Consciência tem cor?

Um engraçadinho me perguntou se minha consciência era branca ou negra, numa clara alusão (preconceituosa) ao Dia da Consciência Negra que é comemorado em todo o Brasil (em alguns lugares com feriado, em outros não). Tem muita gente que não vê sentido nessa data, comprovando os resultados da pesquisa feita pela Fundação Perseu Abramo, que mostrou que 97% dos brasileiros admitem que há discriminação racial no país, mas apenas 4% da população se considera racista. Como se fosse possível haver racismo sem racistas!

Sobre este assunto, achei lapidar o diálogo que abre o filme Bastardos Inglórios, no qual o nazista compara judeus a ratos e depois pergunta porque gostamos de esquilos e não de ratos, se ambos são roedores e se ambos transmitem doenças - e se são até parecidos, tendo apenas a cauda como principal diferença! Pois é: não há diferença entre aqueles que são e os que não são discriminados. Somos todos iguais, apesar das diferenças aparentes. Não por acaso, o alemão, que associa judeus a ratos, age como um rato no final do filme, numa das inúmeras finas ironias de Tarantino.

No caso do negro, não há como negar que o peso simbólico da cor foi determinante no destino desse povo.
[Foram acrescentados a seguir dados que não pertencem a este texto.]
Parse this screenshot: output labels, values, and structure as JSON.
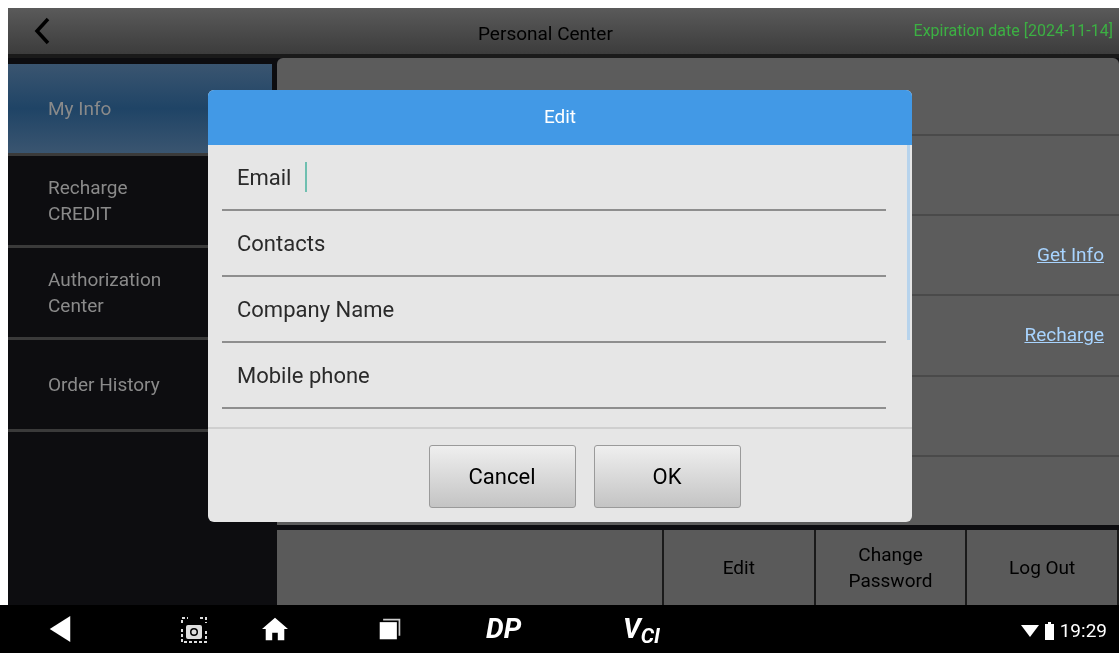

Mas esta simbologia data da época em que a humanidade sequer dominava o fogo e via-se fragilizada na escuridão. Daí a cor negra ser associada, no ocidente, quase que exclusivamente a qualidades negativas. E também por associação direta, ela passou a qualificar toda uma gama de povos de aspecto diferente. E de tal forma e com tal intensidade que permanece até hoje: segundo a Pesquisa Mensal de Emprego do IGBE, que reúne dados sobre as seis maiores regiões metropolitanas do País, a remuneração média de trabalhadores brancos foi 90,7% maior que a de pretos e pardos em setembro deste ano. Como diz o Reinaldo Bulgarelli, da Txai Consultoria, ainda estamos no dia 14 de maio de 1888: na lei, os negros foram libertos; na prática, eles continuam submetidos a um sistema de oportunidades desiguais que perpetuou o preconceito, a discriminação e a diferença.

Mas como vivemos a ilusão de uma grande democracia racial, nos chocamos com políticas de cotas, por exemplo. E criamos um debate estéril no qual a classe média apenas exercita o pior de sua vertente excludente para tentar manter seu frágil status quo. Tanto que após quase dez anos tramitando no Congresso, o projeto de lei que cria o Estatuto da Igualdade Racial só conseguiu avançar para aprovação do Senado após a eliminação dos seus aspectos mais polêmicosm, como o estabelecimento de cotas para a população negra em universidades públicas e em programas de TV.

Pois pegue os opositores das ações afirmativas e leve-os a passear pelos shoppings caros de São Paulo. Pelas grandes academias de ginástica. Vá ao teatro. E conte quantos negros frequentam esses lugares - existe maior evidência de que eles não tiveram as mesmas opções, apesar de 121 anos de Lei Áurea? Ou alguém acha que eles não são tão inteligentes como "os outros", tão esforçados como "os outros", tão honestos como "os outros"?

É, você sabe: tem gente que acha isso, sim. Por isso é que precisamos de muitos dias de consciência negra - não um 20 de novembro, mas os 365 dias do ano. Com ações afirmativas que possam compensar as injustiças históricas que foram cometidas contra esse povo.

3 comentários:

  1. Em vez de cotas, meros paliativos que aumentam o preconceito e a oficializam a segregação, a solução não seria fornecer aos negros condições de competir em pé de igualdade com os brancos, através da educação, e a conscientização de crianças, também através da educação?